There have been many champions who have fought and continue to fight for the retention of the Royal Children’s Hospital on the site at Herston. I wish to acknowledge Dr Harry Smith, Dr Chris Davies and of course Queensland parliamentary colleagues Tracy Davis and Mark McArdle. I know that these dedicated people truly have the interests of Brisbane’s north side at heart, as do I. The northern suburbs of Brisbane including Windsor, Alderley, Gordon Park and Grange are fast-growing areas for families and these are the very suburbs that will be adversely affected by the loss not only of their dedicated paediatric emergency department but also of 130 years of medical expertise and excellence. These are the issues that I will be fighting for locally in this term and hopefully in future terms in this place.

In my maiden speech to parliament in 1996, I spoke of my first steps in this place. This, for me, is the second step on the journey to representing the people of Australia, this time through the residents of Brisbane. I wholeheartedly dedicate myself to their service for as long as I have their support.

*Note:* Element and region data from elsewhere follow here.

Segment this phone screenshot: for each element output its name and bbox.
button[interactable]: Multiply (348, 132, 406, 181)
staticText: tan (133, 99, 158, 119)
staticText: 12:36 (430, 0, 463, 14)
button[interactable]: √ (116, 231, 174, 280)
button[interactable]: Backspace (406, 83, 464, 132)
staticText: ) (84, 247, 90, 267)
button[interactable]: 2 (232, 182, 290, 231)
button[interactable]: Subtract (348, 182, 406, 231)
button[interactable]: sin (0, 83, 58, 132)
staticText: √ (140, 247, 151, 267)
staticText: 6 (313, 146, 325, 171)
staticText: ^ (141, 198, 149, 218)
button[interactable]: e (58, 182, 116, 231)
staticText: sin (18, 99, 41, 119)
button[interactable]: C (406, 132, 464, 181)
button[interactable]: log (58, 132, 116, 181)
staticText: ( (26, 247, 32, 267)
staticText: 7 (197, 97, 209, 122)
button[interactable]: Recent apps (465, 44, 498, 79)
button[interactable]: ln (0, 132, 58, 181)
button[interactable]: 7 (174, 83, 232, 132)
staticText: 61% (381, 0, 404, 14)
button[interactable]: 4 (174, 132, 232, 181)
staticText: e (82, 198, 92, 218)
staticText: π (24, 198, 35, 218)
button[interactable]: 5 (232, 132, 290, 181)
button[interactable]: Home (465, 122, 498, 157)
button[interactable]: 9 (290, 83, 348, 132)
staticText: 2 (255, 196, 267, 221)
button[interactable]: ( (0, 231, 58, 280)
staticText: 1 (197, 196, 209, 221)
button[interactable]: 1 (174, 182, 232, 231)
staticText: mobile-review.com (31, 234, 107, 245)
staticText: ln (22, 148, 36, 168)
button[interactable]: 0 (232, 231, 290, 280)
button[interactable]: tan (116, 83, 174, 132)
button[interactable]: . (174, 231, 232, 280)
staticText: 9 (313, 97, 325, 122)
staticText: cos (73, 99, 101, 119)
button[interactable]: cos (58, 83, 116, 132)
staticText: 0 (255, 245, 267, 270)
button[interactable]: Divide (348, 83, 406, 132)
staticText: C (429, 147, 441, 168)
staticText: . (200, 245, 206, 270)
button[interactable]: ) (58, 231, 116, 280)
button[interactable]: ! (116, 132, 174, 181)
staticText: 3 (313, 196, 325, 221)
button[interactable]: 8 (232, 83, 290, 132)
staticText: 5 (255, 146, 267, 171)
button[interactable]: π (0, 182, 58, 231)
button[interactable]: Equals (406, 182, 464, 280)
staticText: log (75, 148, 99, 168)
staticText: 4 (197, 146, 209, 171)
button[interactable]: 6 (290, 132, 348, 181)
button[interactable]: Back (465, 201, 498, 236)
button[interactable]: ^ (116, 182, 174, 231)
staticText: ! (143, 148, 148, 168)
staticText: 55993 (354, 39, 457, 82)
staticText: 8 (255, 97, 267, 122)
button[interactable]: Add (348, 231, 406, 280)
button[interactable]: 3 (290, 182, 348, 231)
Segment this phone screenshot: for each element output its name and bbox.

My journey here would not have been possible without the support of many colleagues. I would like to pay tribute to the Leader of the Opposition, Tony Abbott. No-one can doubt his commitment and his dedication to public service. I am proud to be part of your team and working under the strength of your leadership.

I wish to thank all my colleagues who assisted me in my recent campaign in Brisbane: Julie Bishop, Joe Hockey, Greg Hunt, Brett Mason, Sophie Mirabella, Bronwyn Bishop, Eric Abetz and Bruce Scott. In particular, I would like to recognise the support of shadow Attorney General and deputy leader in the Senate, Senator George Brandis. Senator Brandis, thank you for your generous counsel during my campaign. Your constant statewide campaigning, including your dedication to Brisbane, cannot be in doubt—especially when you braved torrential rain on Kingsford Smith Drive during those early mornings. Yes, senators do campaign in the rain. I thank LNP president Bruce McIver and deputy campaign director James McGrath and their dedicated team. Thank you so much for your collective efforts.

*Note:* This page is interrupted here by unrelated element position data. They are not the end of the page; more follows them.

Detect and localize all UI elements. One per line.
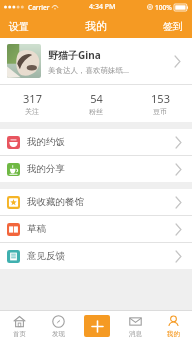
- staticText: 我的: [85, 19, 107, 33]
- button[interactable]: 我的分享: [0, 156, 192, 182]
- button[interactable]: 设置: [0, 16, 38, 37]
- staticText: 野猫子Gina: [48, 48, 101, 62]
- button[interactable]: 我的约饭: [0, 129, 192, 155]
- staticText: Carrier: [28, 3, 50, 12]
- staticText: 我的分享: [27, 163, 65, 175]
- staticText: 签到: [163, 20, 183, 33]
- staticText: 消息: [129, 330, 142, 338]
- staticText: 草稿: [27, 223, 46, 235]
- button[interactable]: Add: [78, 311, 116, 341]
- button[interactable]: 野猫子Gina: [0, 38, 192, 84]
- staticText: 美食达人，喜欢萌妹纸...: [48, 65, 130, 75]
- staticText: 153: [151, 91, 170, 106]
- button[interactable]: 意见反馈: [0, 243, 192, 269]
- staticText: 关注: [25, 107, 39, 116]
- staticText: 首页: [13, 330, 26, 338]
- staticText: 粉丝: [89, 107, 103, 116]
- button[interactable]: 54: [64, 90, 128, 117]
- button[interactable]: 我收藏的餐馆: [0, 189, 192, 215]
- button[interactable]: 发现: [39, 311, 78, 341]
- staticText: 我收藏的餐馆: [27, 196, 84, 208]
- staticText: 我的: [167, 330, 180, 338]
- staticText: 发现: [52, 330, 65, 338]
- button[interactable]: 草稿: [0, 216, 192, 242]
- staticText: 我的约饭: [27, 136, 65, 148]
- button[interactable]: 首页: [0, 311, 39, 341]
- button[interactable]: 消息: [116, 311, 154, 341]
- staticText: 317: [23, 91, 42, 106]
- button[interactable]: 317: [0, 90, 64, 117]
- button[interactable]: 153: [128, 90, 192, 117]
- button[interactable]: 我的: [154, 311, 192, 341]
- staticText: 意见反馈: [27, 250, 65, 262]
- staticText: 4:34 PM: [89, 2, 116, 12]
- staticText: 豆币: [153, 107, 167, 116]
- staticText: 54: [90, 91, 103, 106]
- button[interactable]: 签到: [154, 16, 192, 37]
- staticText: 100%: [155, 3, 172, 12]
- staticText: 设置: [9, 20, 29, 33]
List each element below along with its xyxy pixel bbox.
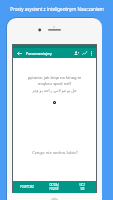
staticText: Porozmawiajmy <box>26 51 52 56</box>
staticText: pytanie: jak biqa na kinag te mojkeu spo… <box>26 75 83 86</box>
button[interactable]: DODAJ <box>40 181 68 193</box>
staticText: UCZ <box>79 183 85 187</box>
staticText: Czego nie wolno lubic? <box>32 149 78 155</box>
staticText: FISZKE <box>49 187 59 191</box>
button[interactable]: Add person <box>72 49 80 57</box>
button[interactable]: Back <box>15 49 24 58</box>
staticText: DODAJ <box>49 183 59 187</box>
staticText: Prosty asystent z inteligentnym Nauczani… <box>10 6 104 12</box>
button[interactable]: POWTORZ <box>13 181 40 193</box>
staticText: SIE <box>80 187 85 191</box>
staticText: جل يو مو لاس ر اجه بو وهر <box>32 88 77 93</box>
button[interactable]: Statistics <box>80 49 88 57</box>
button[interactable]: UCZ <box>68 181 96 193</box>
button[interactable]: More options <box>88 50 95 57</box>
staticText: POWTORZ <box>20 185 34 189</box>
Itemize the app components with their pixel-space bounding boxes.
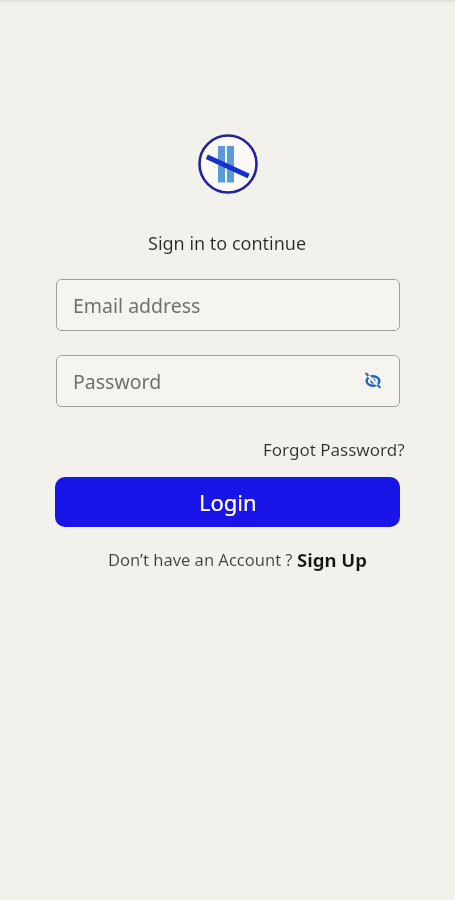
button[interactable]: Password	[56, 355, 400, 407]
staticText: Email address	[73, 292, 201, 319]
button[interactable]: Sign Up	[297, 547, 367, 571]
button[interactable]	[365, 373, 381, 389]
button[interactable]: Email address	[56, 279, 400, 331]
button[interactable]: Forgot Password?	[263, 438, 405, 461]
staticText: Login	[199, 487, 257, 517]
staticText: Don’t have an Account ?	[108, 548, 293, 570]
staticText: Password	[73, 368, 162, 395]
button[interactable]: Login	[55, 477, 400, 527]
staticText: Sign in to continue	[148, 231, 307, 256]
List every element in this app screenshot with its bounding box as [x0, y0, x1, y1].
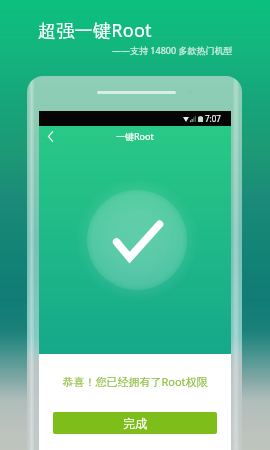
staticText: ——支持 14800 多款热门机型 — [112, 44, 233, 56]
staticText: 一键Root — [116, 130, 154, 142]
staticText: 7:07 — [205, 113, 221, 124]
button[interactable]: 完成 — [53, 412, 217, 434]
button[interactable]: Back — [39, 126, 61, 147]
staticText: 完成 — [123, 416, 147, 431]
staticText: 恭喜！您已经拥有了Root权限 — [62, 374, 208, 389]
staticText: 超强一键Root — [38, 18, 152, 43]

Campaigns are run on the strength of their volunteers. Mine was no different and that is why I want to say thank you to all those who assisted me from within the party in any way—my campaign director, Mark Wood, Vicki, Tony, the three Roberts, the two Helens, Jan, Trish, Shirley, Lyle, Paul, Maddy, Rennae, Kate and all the YLNP crew who came out every weekend, staffed our booths, letterbox dropped and ran the office. Your smiles and laughter kept me going and for that I thank each and every one of you.

I wish to acknowledge my family—my brother John, my sister Elisa and my brother-in-law Glenn, who also campaigned for me. Family is everything to me, and I am delighted that they are in the gallery today. My thoughts and thanks go to my sister Ida and to my parents Domenic and Rosetta, who could not be with us due to ill health. I wish to acknowledge my father-in-law, Michael Duffy. Thank you for raising such a wonderful son. To my husband Robert, thank you for your steady guidance, your constant encouragement and your love. To my daughter, Rachelle, who is in the chamber today, and to my son, Benjamin, who is studying for university exams at home in Brisbane, you are the joy of my life and my inspiration to help others. As Winston Churchill once said:

Courage is what it takes to stand up and speak,

Courage is also what it takes to sit down and listen.

To the residents of Brisbane, thank you for allowing me the privilege of representing you. I will always listen to your wishes and display the courage to stand up and speak for these aspirations as your federal member. I will work tirelessly on your behalf and be your voice in Canberra. Thank you for this honour.